L'interruption
volontaire de grossesses est-elle une faute morale, voire un crime ?
C'est là un débat qui a été extrêmement passionnel dans notre
société. Aujourd'hui, l'avortement est légal dans la plupart des
pays européens malgré un intense lobbying de l’Église catholique
pour restreindre ce croit des femmes à disposer de leur corps. En
Espagne et en Pologne, le vent a tourné plutôt en faveur des
détracteurs de l'avortement ; ce qui suscite une énorme
mobilisation des partisans de la liberté de choix. Aux États-Unis,
les « pro-life » s'affrontent aux « pro-choice » ;
et l'élection de Donald Trump a renforcé la position des
« pro-life ».
Un
ami m'a récemment demandé ce que pensent les bouddhistes de cette
question de l'avortement. La question est : comment se
positionner face à l'avortement selon une éthique bouddhiste ?
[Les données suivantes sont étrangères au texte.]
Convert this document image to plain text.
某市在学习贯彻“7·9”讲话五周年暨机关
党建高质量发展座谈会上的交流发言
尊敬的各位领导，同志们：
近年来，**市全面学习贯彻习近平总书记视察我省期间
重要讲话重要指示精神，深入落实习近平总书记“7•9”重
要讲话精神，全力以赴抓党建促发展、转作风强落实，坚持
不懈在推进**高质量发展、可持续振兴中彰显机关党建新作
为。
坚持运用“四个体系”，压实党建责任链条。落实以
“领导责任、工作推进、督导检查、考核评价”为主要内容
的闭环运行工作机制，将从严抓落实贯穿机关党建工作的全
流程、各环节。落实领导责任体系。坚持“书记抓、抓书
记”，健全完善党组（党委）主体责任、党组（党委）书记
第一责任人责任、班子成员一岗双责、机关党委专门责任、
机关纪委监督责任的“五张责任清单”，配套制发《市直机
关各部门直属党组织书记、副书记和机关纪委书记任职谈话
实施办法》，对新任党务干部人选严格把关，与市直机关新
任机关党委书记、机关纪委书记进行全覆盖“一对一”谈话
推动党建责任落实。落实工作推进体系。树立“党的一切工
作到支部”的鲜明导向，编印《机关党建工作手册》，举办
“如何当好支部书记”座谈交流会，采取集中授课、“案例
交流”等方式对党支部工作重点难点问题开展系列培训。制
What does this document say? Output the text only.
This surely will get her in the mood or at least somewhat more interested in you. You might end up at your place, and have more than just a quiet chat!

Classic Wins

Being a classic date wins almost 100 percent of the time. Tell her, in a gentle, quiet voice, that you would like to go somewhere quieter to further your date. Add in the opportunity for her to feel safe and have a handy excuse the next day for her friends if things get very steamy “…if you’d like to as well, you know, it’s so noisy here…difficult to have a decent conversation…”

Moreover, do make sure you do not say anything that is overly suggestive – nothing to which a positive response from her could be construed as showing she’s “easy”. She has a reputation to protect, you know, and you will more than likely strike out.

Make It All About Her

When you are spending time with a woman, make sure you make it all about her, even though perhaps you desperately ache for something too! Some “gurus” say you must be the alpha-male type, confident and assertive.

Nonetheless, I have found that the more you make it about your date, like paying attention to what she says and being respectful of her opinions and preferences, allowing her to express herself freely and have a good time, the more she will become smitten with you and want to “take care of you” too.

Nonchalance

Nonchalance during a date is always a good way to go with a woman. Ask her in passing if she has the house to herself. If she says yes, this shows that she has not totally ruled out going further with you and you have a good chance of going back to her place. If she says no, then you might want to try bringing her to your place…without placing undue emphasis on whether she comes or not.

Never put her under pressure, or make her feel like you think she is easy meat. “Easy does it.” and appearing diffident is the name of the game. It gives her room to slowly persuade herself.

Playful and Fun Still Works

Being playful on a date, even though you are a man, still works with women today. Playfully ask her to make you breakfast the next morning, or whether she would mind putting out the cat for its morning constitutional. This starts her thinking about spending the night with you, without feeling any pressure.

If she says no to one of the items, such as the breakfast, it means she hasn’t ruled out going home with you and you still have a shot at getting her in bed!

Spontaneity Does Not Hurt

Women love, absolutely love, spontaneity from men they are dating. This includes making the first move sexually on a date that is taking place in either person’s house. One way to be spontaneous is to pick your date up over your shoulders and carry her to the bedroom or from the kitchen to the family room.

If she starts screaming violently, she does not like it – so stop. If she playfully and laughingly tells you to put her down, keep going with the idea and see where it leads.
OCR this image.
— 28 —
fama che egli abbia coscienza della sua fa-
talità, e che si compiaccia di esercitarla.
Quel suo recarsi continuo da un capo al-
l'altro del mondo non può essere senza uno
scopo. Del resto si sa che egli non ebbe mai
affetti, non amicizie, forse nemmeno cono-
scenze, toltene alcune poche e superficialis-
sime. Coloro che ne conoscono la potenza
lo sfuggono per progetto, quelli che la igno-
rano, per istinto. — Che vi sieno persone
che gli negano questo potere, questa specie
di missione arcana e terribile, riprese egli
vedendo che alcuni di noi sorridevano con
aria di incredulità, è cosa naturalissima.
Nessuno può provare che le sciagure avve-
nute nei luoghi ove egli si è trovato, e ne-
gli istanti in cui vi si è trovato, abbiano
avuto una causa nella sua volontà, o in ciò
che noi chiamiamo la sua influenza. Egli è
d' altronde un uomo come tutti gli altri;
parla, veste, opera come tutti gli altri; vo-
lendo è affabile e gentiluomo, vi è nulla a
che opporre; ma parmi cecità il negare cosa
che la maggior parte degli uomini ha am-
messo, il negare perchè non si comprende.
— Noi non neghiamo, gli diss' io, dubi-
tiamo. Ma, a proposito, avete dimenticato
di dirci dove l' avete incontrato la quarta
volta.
Le premier principe éthique dans le bouddhisme est de ne pas
détruire la vie des êtres doués de conscience. Or les fœtus sont
dotés d'une conscience. Au moment même de la conception, il y a la
rencontre des trois éléments indispensables : la « semence »
mâle, la « semence » femelle et la conscience. Donc oui,
a priori, l'avortement est une action néfaste puisque le
fœtus est doué de conscience. Il convient de l'éviter au maximum.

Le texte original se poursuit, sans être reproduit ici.